USB4 is set to feature Thunderbolt 3 compatibility as well. Until now, Thunderbolt 3 was only available on the most premium laptops and computers, as device makers had to work with Intel directly to source the technology. Intel started certifying devices with support for Thunderbolt 3 in 2015, and in 2017 it chose to open the standard.
Thunderbolt 3 integration also enables the simultaneous transfer of both data and display protocols, meaning that you can daisy-chain 4K monitors and other Thunderbolt 3 devices, like external storage or GPU enclosures, together into one cable that connects to your PC.
50 companies including Intel, which co-engineered Thunderbolt with Apple, contributed to the new standard.
"The primary goal of USB is to deliver the best user experience combining data, display and power delivery over a user-friendly and robust cable and connector solution", said Brad Saunders, USB Promoter Group Chairman.
The advent of USB as a ubiquitous connection standard is one of the best things to happen to the PC.
European Union urges 'maximum restraint' from India, Pakistan after air strike
First of all, Gokhale, the country's top professional diplomat, delivered a briefing with no military officers present. The site where an explosion killed 40 soldiers in Indian-controlled Kashmir on February 14.
USB4 doubles throughput up to 40 Gbps across a two-lane interface with certified USB Type-C cables. We have no idea what the first implementation of the news USB4 standards will be called and won't until it's released in mid-2019. That broadening of access to the technology could see a proliferation of today's more fringe technologies, like high-resolution displays and higher-fidelity virtual reality - not to mention even faster power delivery. So, consumers need to understand that although technically "USB 3.2" runs over USB Type-A or USB Type-C, you'll only get the full performance of USB 3.2 Gen 2x2 over a USB Type-C cable.
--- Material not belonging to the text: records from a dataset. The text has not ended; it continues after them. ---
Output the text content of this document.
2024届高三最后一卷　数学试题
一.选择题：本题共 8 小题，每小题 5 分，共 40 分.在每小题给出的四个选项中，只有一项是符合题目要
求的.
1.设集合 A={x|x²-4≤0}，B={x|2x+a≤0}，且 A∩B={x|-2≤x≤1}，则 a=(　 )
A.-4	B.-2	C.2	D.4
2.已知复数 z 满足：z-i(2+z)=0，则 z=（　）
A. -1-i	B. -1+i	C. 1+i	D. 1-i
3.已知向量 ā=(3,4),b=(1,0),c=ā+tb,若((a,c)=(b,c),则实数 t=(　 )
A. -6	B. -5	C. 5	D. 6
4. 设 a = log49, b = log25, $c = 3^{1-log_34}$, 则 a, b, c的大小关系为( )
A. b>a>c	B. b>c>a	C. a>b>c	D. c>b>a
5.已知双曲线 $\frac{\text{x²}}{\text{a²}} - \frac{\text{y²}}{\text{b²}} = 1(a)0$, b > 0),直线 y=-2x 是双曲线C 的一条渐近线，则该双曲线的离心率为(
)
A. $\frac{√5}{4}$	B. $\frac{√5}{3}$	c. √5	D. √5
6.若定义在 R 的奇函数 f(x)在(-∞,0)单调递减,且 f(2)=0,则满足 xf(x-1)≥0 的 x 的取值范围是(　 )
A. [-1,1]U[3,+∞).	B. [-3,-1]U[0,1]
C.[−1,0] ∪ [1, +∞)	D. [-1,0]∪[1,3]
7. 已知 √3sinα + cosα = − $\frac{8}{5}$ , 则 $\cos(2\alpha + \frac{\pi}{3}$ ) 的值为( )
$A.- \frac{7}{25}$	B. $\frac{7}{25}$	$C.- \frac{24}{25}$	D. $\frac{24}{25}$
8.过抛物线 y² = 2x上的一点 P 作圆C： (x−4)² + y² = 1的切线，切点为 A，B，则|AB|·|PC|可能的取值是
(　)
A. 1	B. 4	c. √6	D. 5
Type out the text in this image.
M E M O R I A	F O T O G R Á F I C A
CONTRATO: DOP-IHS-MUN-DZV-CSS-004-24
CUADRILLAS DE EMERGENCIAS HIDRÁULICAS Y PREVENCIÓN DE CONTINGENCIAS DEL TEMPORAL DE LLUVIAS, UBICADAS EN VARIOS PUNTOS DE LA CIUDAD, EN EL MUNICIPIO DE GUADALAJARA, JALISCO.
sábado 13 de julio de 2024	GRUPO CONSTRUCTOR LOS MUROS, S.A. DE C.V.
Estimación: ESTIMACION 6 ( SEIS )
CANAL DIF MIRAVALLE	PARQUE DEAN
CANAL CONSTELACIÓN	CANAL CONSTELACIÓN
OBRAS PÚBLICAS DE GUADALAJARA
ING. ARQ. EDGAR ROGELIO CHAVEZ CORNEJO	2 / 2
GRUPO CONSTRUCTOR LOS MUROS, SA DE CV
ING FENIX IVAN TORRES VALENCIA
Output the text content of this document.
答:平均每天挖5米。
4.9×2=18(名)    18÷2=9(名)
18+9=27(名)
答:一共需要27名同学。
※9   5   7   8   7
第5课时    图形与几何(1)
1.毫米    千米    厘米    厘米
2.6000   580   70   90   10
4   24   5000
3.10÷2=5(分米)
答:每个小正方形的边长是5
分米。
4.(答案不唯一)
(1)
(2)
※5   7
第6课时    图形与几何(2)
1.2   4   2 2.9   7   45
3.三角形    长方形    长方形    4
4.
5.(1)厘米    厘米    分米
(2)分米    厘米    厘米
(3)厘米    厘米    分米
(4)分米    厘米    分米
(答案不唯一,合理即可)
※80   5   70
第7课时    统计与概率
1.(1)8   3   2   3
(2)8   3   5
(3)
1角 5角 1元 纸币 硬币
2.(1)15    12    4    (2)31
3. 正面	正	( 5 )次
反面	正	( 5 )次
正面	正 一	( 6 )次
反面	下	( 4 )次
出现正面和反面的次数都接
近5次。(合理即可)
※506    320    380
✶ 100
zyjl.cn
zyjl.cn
Hot on the heels of releasing the USB 3.2 specification - and the abject confusion it's likely to cause consumers - the USB Implementers Forum (USB-IF) announced that the 40 Gigabits per second (Gbps) data transfer rates and multiple 4K display support that are exclusive to Intel's latest proprietary Thunderbolt 3 port will be made available to generic USB-C ports. That also means it's arbitrary and certification has no real value; non-certified devices and cables can perform as good or better than certified devices and cables. By contrast, USB 3.2 tops out at 2.5 GB/s.
It is expected that the USB-IF will come out with more tech specs regarding USB4 at around Computex time.
Effectively, this means that 40Gbps will soon be the new universal standard for all future USB ports.
Ultimately, relinquishing control over Thunderbolt 3 is indeed a "significant milestone for making today's simplest and most versatile port available to everyone", as Intel General Manager for Client Connectivity Jason Ziller said in a statement. The group is also hosting the USB Developer Days 2019 event later this year. With the announcement of the USB4 (no space!) specification, the group has reached the apex of powerful features/confusing nomenclature.